La perseverancia en el sufrimiento y en las pruebas exige un dominio perfecto de los sentidos; y para llegar a complacerse en el mismo sufrimiento, en cuanto posee valor de completar la obra redentora de Cristo, hace falta además un amor muy grande. Qué bien comprendía el sentido de la fortaleza cristiana aquella enferma que al cabo de casi veinte años de acerbos sufrimientos decía al sacerdote : "Al principio me costaba mucho ; mas poco a poco fui comprendiendo la gran riqueza de poder sufrir con Cristo por el bien de los otros" !


III. EL DON DE FORTALEZA

Para poner en acción toda la potencia de la fortaleza no basta la voluntad desnuda; se requiere una gran caridad. Pedro, que se creía sobradamente fuerte para ir a morir con el Señor (cf. Mt 26, 35), debió sentirse avergonzado cuando echó mano de su espada. Fue preciso que pusiera en Dios toda su confianza y recibiera de lo alto el don de la fortaleza para poder gozarse de aquella ocasión que se le ofrecía de sufrir ultrajes por el nombre de Jesús. Los dones del Espíritu Santo son la consumación de la caridad: la fortaleza adquiere su plenitud por el don correspondiente. A su vez, el don de temor hace al hombre humilde, le lleva a pedirlo y esperarlo todo de Dios. Quien nada teme tanto como ofender a Dios, es también fuerte frente a toda tentación.

El don de fortaleza da al discípulo de Cristo ánimo alegre para acometer por virtud de Dios empresas grandes y difíciles y para resistir inconmovible en la tribulación ; ese don es lo que le hace aguantar a pie firme y confiado cuando Dios le coloca en un sector de la lucha vivamente disputado. El cristiano fortalecido por los dones del Espíritu Santo no solamente soporta las penas y contrariedades que no podría evitar sin pecado; el amor le hace pronto a tomar voluntariamente sobre sí otros sufrimientos, a desprenderse de su propio yo, le tiene siempre alerta a la llamada de Dios, listo para arrojarse al fuego de su amor purificante.

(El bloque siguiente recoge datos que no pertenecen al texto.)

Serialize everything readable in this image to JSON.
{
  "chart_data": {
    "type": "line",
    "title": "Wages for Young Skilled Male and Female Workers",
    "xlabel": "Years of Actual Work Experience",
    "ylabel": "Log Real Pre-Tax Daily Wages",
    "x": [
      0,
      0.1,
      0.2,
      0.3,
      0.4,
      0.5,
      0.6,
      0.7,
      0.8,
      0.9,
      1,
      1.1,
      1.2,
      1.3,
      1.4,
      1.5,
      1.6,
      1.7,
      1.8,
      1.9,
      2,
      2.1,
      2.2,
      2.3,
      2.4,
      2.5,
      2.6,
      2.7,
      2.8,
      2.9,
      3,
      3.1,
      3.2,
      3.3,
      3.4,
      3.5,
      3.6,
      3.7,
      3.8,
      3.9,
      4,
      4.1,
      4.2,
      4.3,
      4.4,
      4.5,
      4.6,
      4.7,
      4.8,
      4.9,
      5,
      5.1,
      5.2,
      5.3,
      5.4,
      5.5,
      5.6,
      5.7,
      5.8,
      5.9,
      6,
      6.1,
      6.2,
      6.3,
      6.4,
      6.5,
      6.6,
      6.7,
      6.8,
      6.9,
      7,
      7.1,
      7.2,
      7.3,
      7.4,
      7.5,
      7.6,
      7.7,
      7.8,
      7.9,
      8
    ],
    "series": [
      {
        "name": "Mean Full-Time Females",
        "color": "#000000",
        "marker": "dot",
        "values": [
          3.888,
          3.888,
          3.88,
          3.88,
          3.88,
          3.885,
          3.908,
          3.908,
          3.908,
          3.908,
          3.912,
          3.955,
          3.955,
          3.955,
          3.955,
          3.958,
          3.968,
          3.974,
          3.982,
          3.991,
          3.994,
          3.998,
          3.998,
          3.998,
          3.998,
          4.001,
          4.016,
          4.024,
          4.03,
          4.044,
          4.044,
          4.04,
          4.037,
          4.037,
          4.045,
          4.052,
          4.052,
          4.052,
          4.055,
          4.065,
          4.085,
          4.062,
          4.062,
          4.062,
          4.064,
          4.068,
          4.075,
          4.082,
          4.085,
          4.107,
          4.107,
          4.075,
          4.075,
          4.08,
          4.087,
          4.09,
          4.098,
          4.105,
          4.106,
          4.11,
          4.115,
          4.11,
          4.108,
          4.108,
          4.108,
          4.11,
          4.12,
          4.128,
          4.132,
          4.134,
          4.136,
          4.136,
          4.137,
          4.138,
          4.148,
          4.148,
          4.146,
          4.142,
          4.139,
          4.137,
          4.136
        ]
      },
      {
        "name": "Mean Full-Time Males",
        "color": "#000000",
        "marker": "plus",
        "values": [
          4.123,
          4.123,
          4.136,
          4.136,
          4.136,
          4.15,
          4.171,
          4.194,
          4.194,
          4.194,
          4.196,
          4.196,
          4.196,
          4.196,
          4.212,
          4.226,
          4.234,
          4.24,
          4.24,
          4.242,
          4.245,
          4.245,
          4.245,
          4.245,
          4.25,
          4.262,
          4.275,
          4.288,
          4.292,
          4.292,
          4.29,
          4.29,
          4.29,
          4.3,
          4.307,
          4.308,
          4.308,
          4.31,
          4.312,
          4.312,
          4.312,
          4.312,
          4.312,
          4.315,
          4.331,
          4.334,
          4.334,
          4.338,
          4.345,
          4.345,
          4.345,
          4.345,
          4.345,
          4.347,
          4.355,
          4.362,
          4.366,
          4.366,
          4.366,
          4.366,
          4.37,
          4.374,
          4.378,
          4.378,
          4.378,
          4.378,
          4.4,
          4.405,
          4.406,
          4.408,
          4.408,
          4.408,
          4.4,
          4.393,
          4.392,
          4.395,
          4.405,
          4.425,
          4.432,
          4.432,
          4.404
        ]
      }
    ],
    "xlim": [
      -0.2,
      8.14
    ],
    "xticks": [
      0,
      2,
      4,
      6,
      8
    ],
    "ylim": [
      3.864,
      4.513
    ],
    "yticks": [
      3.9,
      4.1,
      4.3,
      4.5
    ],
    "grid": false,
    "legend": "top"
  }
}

Más de una vez se designa a la confirmación como el sacramento del apostolado seglar. Por ese sacramento, en efecto, recibimos la fuerza y la misión de intervenir en la vida pública con firmeza y valentía por la causa de Cristo. Sin embargo, no hay que olvidar que a la larga sólo aquel que se sienta inflamado por el fuego del amor divino podrá tener valor para declararse decididamente por el Crucificado y por su ley. En otras palabras : la fortaleza para confesar públicamente la fe presupone el don de sabiduría, que es la perfección de la caridad.